According to him, the mode of exercising legislative power as enshrined in Article 106 of the Constitution does not admit of parliamentary ‘resolutions’, noting that the executive arm is the one vested with the power to direct and advise the General Legal Council on major matters of national importance.
However, the MPs, who appeared dissatisfied by the AG’s response, want the issue to be resolved through amendment to the Legal Professions Act, 1960 (Act 32), arguing that given the fact that this has been the trend for some time now, “it is important to review the policy direction behind the running of Law School by the General Legal Council.”
The MPs in their written memo for the proposed amendment of the bill had said that in 2017, more than 80% of students were said to have failed, and that only 91 out of the over 500 candidates passed.

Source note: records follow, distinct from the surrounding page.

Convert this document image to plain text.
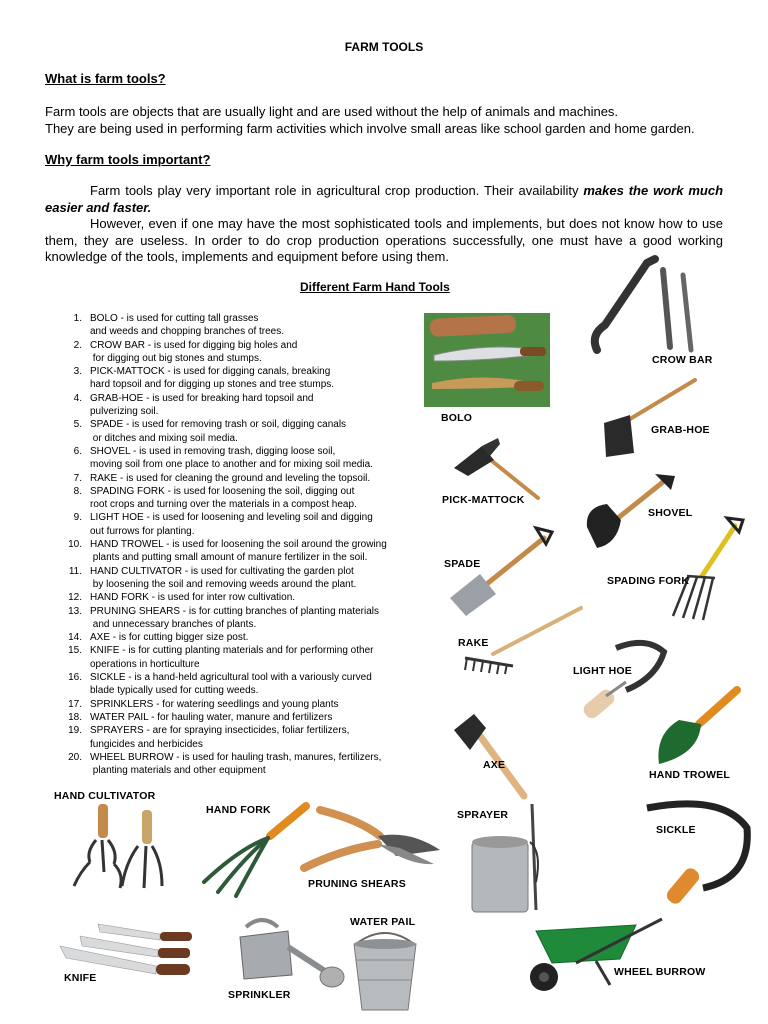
FARM TOOLS
What is farm tools?

Farm tools are objects that are usually light and are used without the help of animals and machines.

They are being used in performing farm activities which involve small areas like school garden and home garden.

Why farm tools important?

Farm tools play very important role in agricultural crop production. Their availability makes the work much easier and faster.

However, even if one may have the most sophisticated tools and implements, but does not know how to use them, they are useless. In order to do crop production operations successfully, one must have a good working knowledge of the tools, implements and equipment before using them.

Different Farm Hand Tools
1. BOLO - is used for cutting tall grasses
and weeds and chopping branches of trees.
2. CROW BAR - is used for digging big holes and
for digging out big stones and stumps.
3. PICK-MATTOCK - is used for digging canals, breaking
hard topsoil and for digging up stones and tree stumps.
4. GRAB-HOE - is used for breaking hard topsoil and
pulverizing soil.
5. SPADE - is used for removing trash or soil, digging canals
or ditches and mixing soil media.
6. SHOVEL - is used in removing trash, digging loose soil,
moving soil from one place to another and for mixing soil media.
7. RAKE - is used for cleaning the ground and leveling the topsoil.
8. SPADING FORK - is used for loosening the soil, digging out
root crops and turning over the materials in a compost heap.
9. LIGHT HOE - is used for loosening and leveling soil and digging
out furrows for planting.
10. HAND TROWEL - is used for loosening the soil around the growing
plants and putting small amount of manure fertilizer in the soil.
11. HAND CULTIVATOR - is used for cultivating the garden plot
by loosening the soil and removing weeds around the plant.
12. HAND FORK - is used for inter row cultivation.
13. PRUNING SHEARS - is for cutting branches of planting materials
and unnecessary branches of plants.
14. AXE - is for cutting bigger size post.
15. KNIFE - is for cutting planting materials and for performing other
operations in horticulture
16. SICKLE - is a hand-held agricultural tool with a variously curved
blade typically used for cutting weeds.
17. SPRINKLERS - for watering seedlings and young plants
18. WATER PAIL - for hauling water, manure and fertilizers
19. SPRAYERS - are for spraying insecticides, foliar fertilizers,
fungicides and herbicides
20. WHEEL BURROW - is used for hauling trash, manures, fertilizers,
planting materials and other equipment
BOLO
CROW BAR
GRAB-HOE
PICK-MATTOCK
SHOVEL
SPADE
SPADING FORK
RAKE
LIGHT HOE
AXE
HAND TROWEL
HAND CULTIVATOR
HAND FORK
PRUNING SHEARS
SPRAYER
SICKLE
KNIFE
SPRINKLER
WATER PAIL
WHEEL BURROW
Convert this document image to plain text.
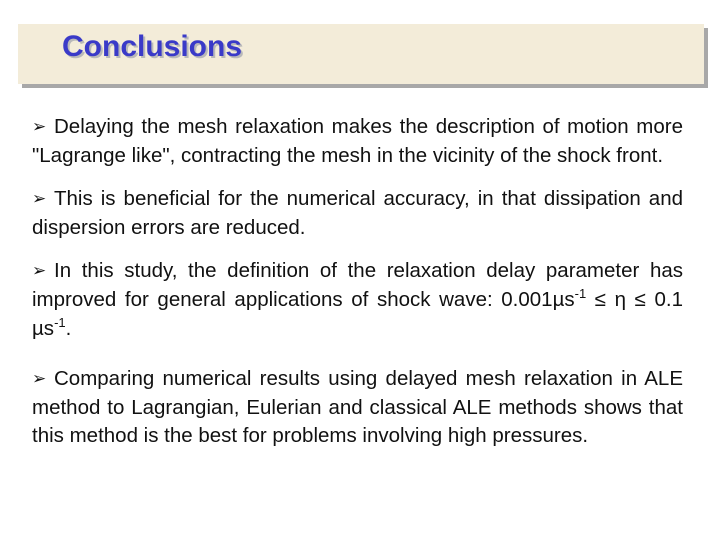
Conclusions

➢ Delaying the mesh relaxation makes the description of motion more "Lagrange like", contracting the mesh in the vicinity of the shock front.

➢ This is beneficial for the numerical accuracy, in that dissipation and dispersion errors are reduced.

➢ In this study, the definition of the relaxation delay parameter has improved for general applications of shock wave: 0.001µs$^{-1}$ ≤ η ≤ 0.1 µs$^{-1}$.

➢ Comparing numerical results using delayed mesh relaxation in ALE method to Lagrangian, Eulerian and classical ALE methods shows that this method is the best for problems involving high pressures.
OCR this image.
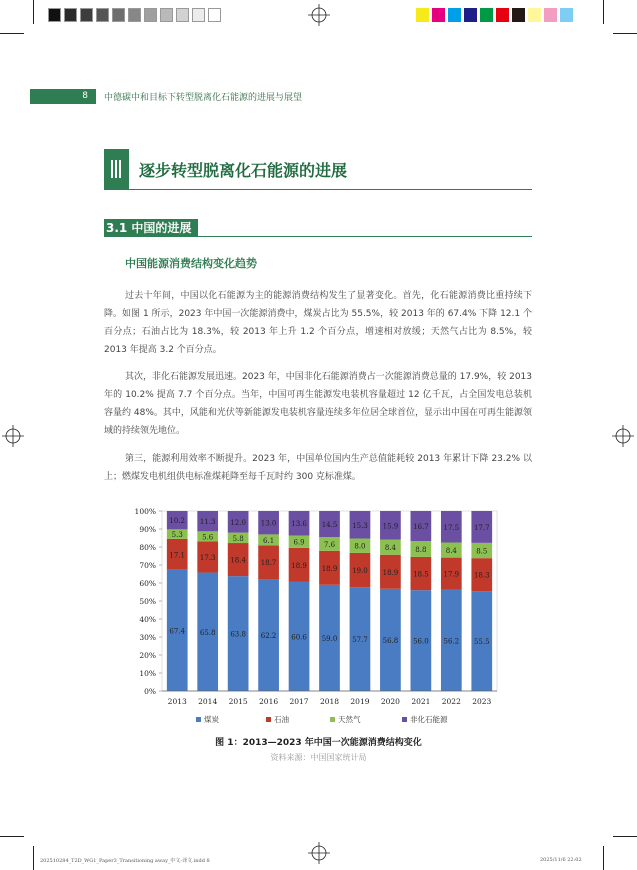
8	中德碳中和目标下转型脱离化石能源的进展与展望
逐步转型脱离化石能源的进展
3.1 中国的进展
中国能源消费结构变化趋势
过去十年间，中国以化石能源为主的能源消费结构发生了显著变化。首先，化石能源消费比重持续下降。如图 1 所示，2023 年中国一次能源消费中，煤炭占比为 55.5%，较 2013 年的 67.4% 下降 12.1 个百分点；石油占比为 18.3%，较 2013 年上升 1.2 个百分点，增速相对放缓；天然气占比为 8.5%，较 2013 年提高 3.2 个百分点。
其次，非化石能源发展迅速。2023 年，中国非化石能源消费占一次能源消费总量的 17.9%，较 2013 年的 10.2% 提高 7.7 个百分点。当年，中国可再生能源发电装机容量超过 12 亿千瓦，占全国发电总装机容量约 48%。其中，风能和光伏等新能源发电装机容量连续多年位居全球首位，显示出中国在可再生能源领域的持续领先地位。
第三，能源利用效率不断提升。2023 年，中国单位国内生产总值能耗较 2013 年累计下降 23.2% 以上；燃煤发电机组供电标准煤耗降至每千瓦时约 300 克标准煤。
0%
10%
20%
30%
40%
50%
60%
70%
80%
90%
100%
67.4
17.1
5.3
10.2
2013
65.8
17.3
5.6
11.3
2014
63.8
18.4
5.8
12.0
2015
62.2
18.7
6.1
13.0
2016
60.6
18.9
6.9
13.6
2017
59.0
18.9
7.6
14.5
2018
57.7
19.0
8.0
15.3
2019
56.8
18.9
8.4
15.9
2020
56.0
18.5
8.8
16.7
2021
56.2
17.9
8.4
17.5
2022
55.5
18.3
8.5
17.7
2023
煤炭	石油	天然气	非化石能源
图 1：2013—2023 年中国一次能源消费结构变化
资料来源：中国国家统计局
202510284_T2D_WG1_Paper3_Transitioning away_中文-译文.indd 8	2025/11/6 22:02
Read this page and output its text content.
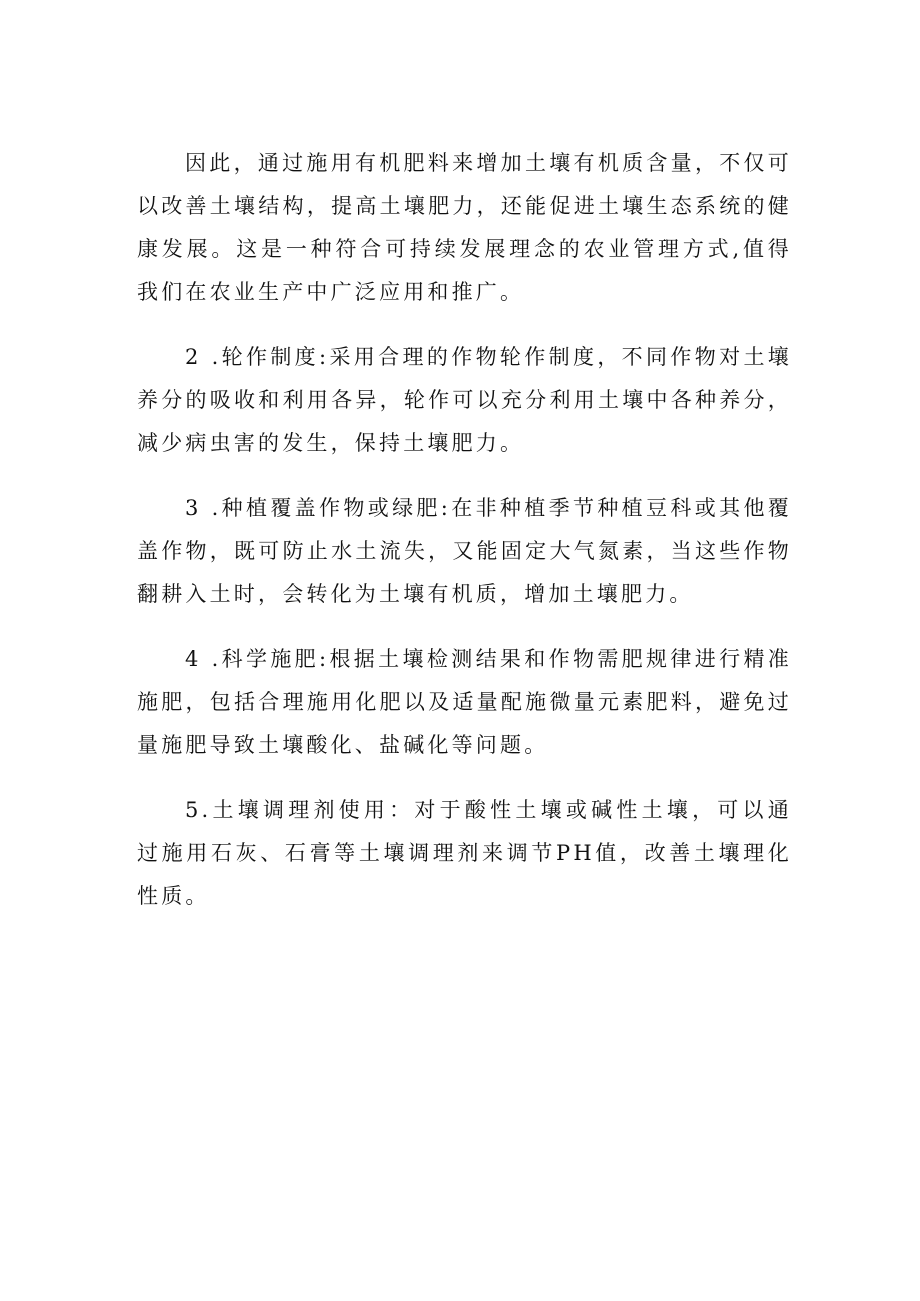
因此，通过施用有机肥料来增加土壤有机质含量，不仅可以改善土壤结构，提高土壤肥力，还能促进土壤生态系统的健康发展。这是一种符合可持续发展理念的农业管理方式,值得我们在农业生产中广泛应用和推广。

2 .轮作制度:采用合理的作物轮作制度，不同作物对土壤养分的吸收和利用各异，轮作可以充分利用土壤中各种养分，减少病虫害的发生，保持土壤肥力。

3 .种植覆盖作物或绿肥:在非种植季节种植豆科或其他覆盖作物，既可防止水土流失，又能固定大气氮素，当这些作物翻耕入土时，会转化为土壤有机质，增加土壤肥力。

4 .科学施肥:根据土壤检测结果和作物需肥规律进行精准施肥，包括合理施用化肥以及适量配施微量元素肥料，避免过量施肥导致土壤酸化、盐碱化等问题。

5.土壤调理剂使用：对于酸性土壤或碱性土壤，可以通过施用石灰、石膏等土壤调理剂来调节PH值，改善土壤理化性质。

“In 2018, only 9% of the students who sat the law exam were said to have passed. In 2019, only 128 out of 1,820 candidates who sat for the entrance exams passed, representing 7%,” the lawmakers recounted.
For them, the 28% pass in this year’s admissions into the Ghana School of Law represents a “systemic problem” that must be of concern to all democracy watchers, Parliament as an institution, and everyone who believes in equality and fairness before the law as a critical component to the creation of a free and fair society with ample opportunities for everyone.
“The argument of the Law School and the General Legal Council has been that they do not have adequate space to admit all the students who apply and hence the need to increase the marking scheme to fail as much as the school can, just so as to reduce the number of students who would actually make it.
“This years’ experience where about 499 students made the 50% mark but could not gain access to the Law School gives the more reasons why we must take a second look at how legal education is organised in Ghana,” they contended.
The MPs said at the height of dealing with the issue, the Legal Profession (Professional and Post-Call Law Course) Regulation, 2018 (L.I 2355) was passed to remove issues of interviews after the entrance exams, but indicated that “the said law never cured the defects of lack of space to increase intake of qualified LLB holders seeking opportunity to read the Professional Law Course.”
“L.I 2355 must therefore be repealed and replaced with an L.I. that will take into consideration new provisions in the proposed Amendment to create a competitive market for running Law School Professional Courses with the GLC as regulator who ensures quality through the Board of Legal Education.”
The law school debate has been raging since the school’s authorities released this year’s results for the entrance examination for admissions.
Former Ranking Member of the Constitutional, Legal and Parliamentary Affairs Committee of Parliament, Inusah Fuseini, waded into the debate saying that Parliament should have threaded on a different path in dealing with the law school admissions saga.
According to the former NDC MP for Tamale Central, it would have been more appropriate for Parliament to invite the General Legal Council to discuss the matter instead of directing them on what to do.
“I think that Parliament should have chosen another route. They should have invited the General Legal Council as part of their oversight responsibilities to explain to them (Parliament) the reasons why 499 students were excluded from the admission list as advertised in their earlier advertisement for prospective students who wanted to enroll at the law school,” he said on Joy FM in Accra on Monday.
He said the approach by Parliament on the issue appeared ‘confrontational,’ adding that such a move “does not help bring the issues to the fore. The issue confronting us in Ghana is not the 499 students.”
“Clearly, we need facilities to be expanded in such a way that will make the opportunity of enrolling to the Ghana School of Law available to a greater number of students,” he added.
The ex-MP also said that Parliament could also have directed “the Executive to make resources available” for the expansion of the Ghana School of Law.